Ma sì, è chiaro che non sono un mac, lo si vede da lontano. Puoi dirlo da come mi vesto, da come cammino - a certe persone l'eleganza semplicemente non calza, puoi vestirli di tutto punto e sembreranno dei pinguini. Io per esempio sono una persona maldestra e apprensiva. Rompo molti oggetti, perché li maneggio male. Ho le dita tozze, riflessi scarsi, e malgrado questo mantengo una certa manualità spavalda, che mi spinge a sperimentare, a spingere le cose al limite, a sfidare quotidianamente il dio dei piccoli incidenti domestici. Poi le cose si rompono, e io ne soffro. Ne soffro molto, con un'intensità che alla mia età è imbarazzante, voglio dire, sono solo... cose. Ma costano, e mi fanno sentire piccoloborghesemente colpevole in misura proporzionale al prezzo. Questo mi tiene istintivamente lontano dai prodotti di gamma medio-alta: io non sono Mac perché se fossi Mac, e mi facessi male, ne soffrirei troppo. Lo so qual è la vostra obiezione.
I Mac non si rompono.
Le batterie non si surriscaldano. I ventilatori non si impregnano di polvere – la polvere nei Mac non ci entra proprio, c'è una specie di karma elettrostatico che glielo proibisce. I Mac non cadono dal tavolino, ma se dovesse succedere probabilmente cadono in piedi, da bravi felini. Il software dei Mac è il migliore dell'universo e non grippa mai.

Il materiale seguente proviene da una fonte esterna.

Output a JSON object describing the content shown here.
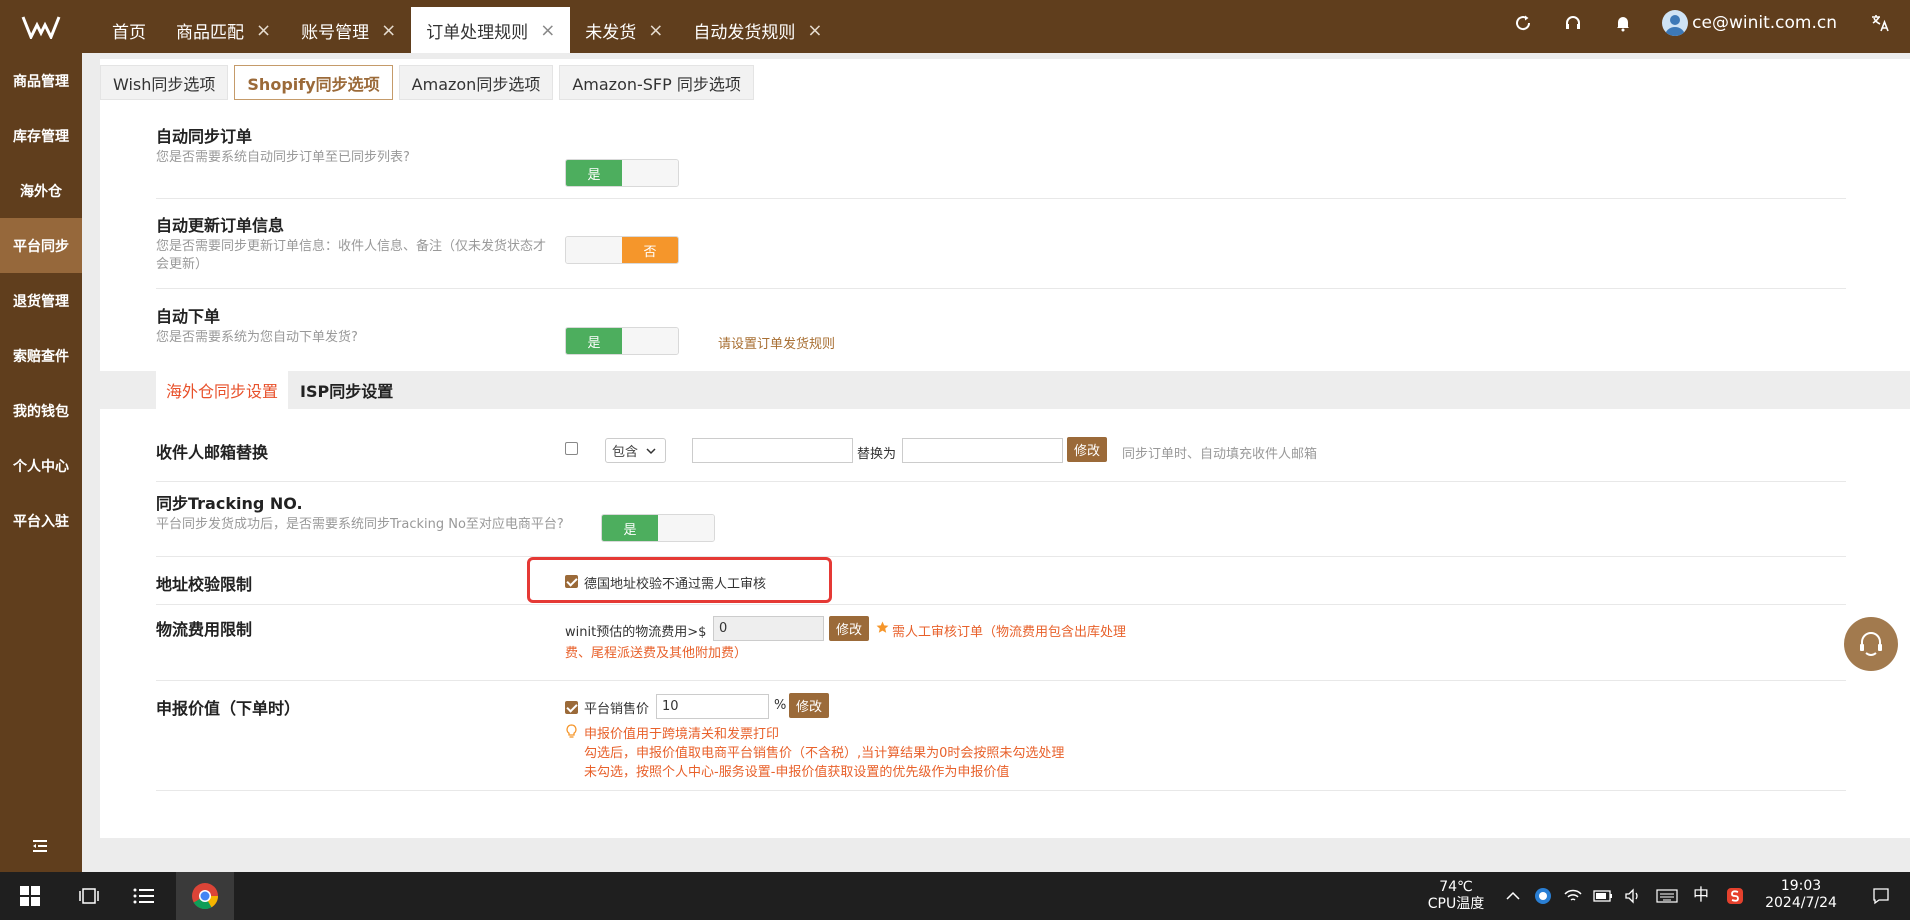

E questo ci porta al secondo problema. Io non sono un Mac, ma coi Mac ci ho lavorato. E so che non è vero quel che dite, insomma, è un'impostura. I Mac si guastano. Si surriscaldano. Cadono, come tutti i gravi di questo mondo, e spesso dal lato imburrato. Il software si pianta. Per esempio c'è stato un periodo nel 2004 in cui questo blog piantava i Mac, di sasso. Neanche una schermata blu, niente: il vecchio orologino cominciava a girare e continuava in eterno, bisognava staccare la spina (ok, succedeva solo con explorer, e Bill Gates ne era senz'altro più colpevole di Jobs, ma succedeva. I Mac si piantano, è nel novero delle cose possibili). La Apple ha dei centri di assistenza come tutte le aziende di questo mondo, e fanno incazzare i loro utenti come tutte le aziende di questo mondo. Può darsi che si rompano di meno: è il minimo, coi prezzi che fanno. Ma questa storia dell'immortalità dei Mac è pura superstizione. E non mi piace.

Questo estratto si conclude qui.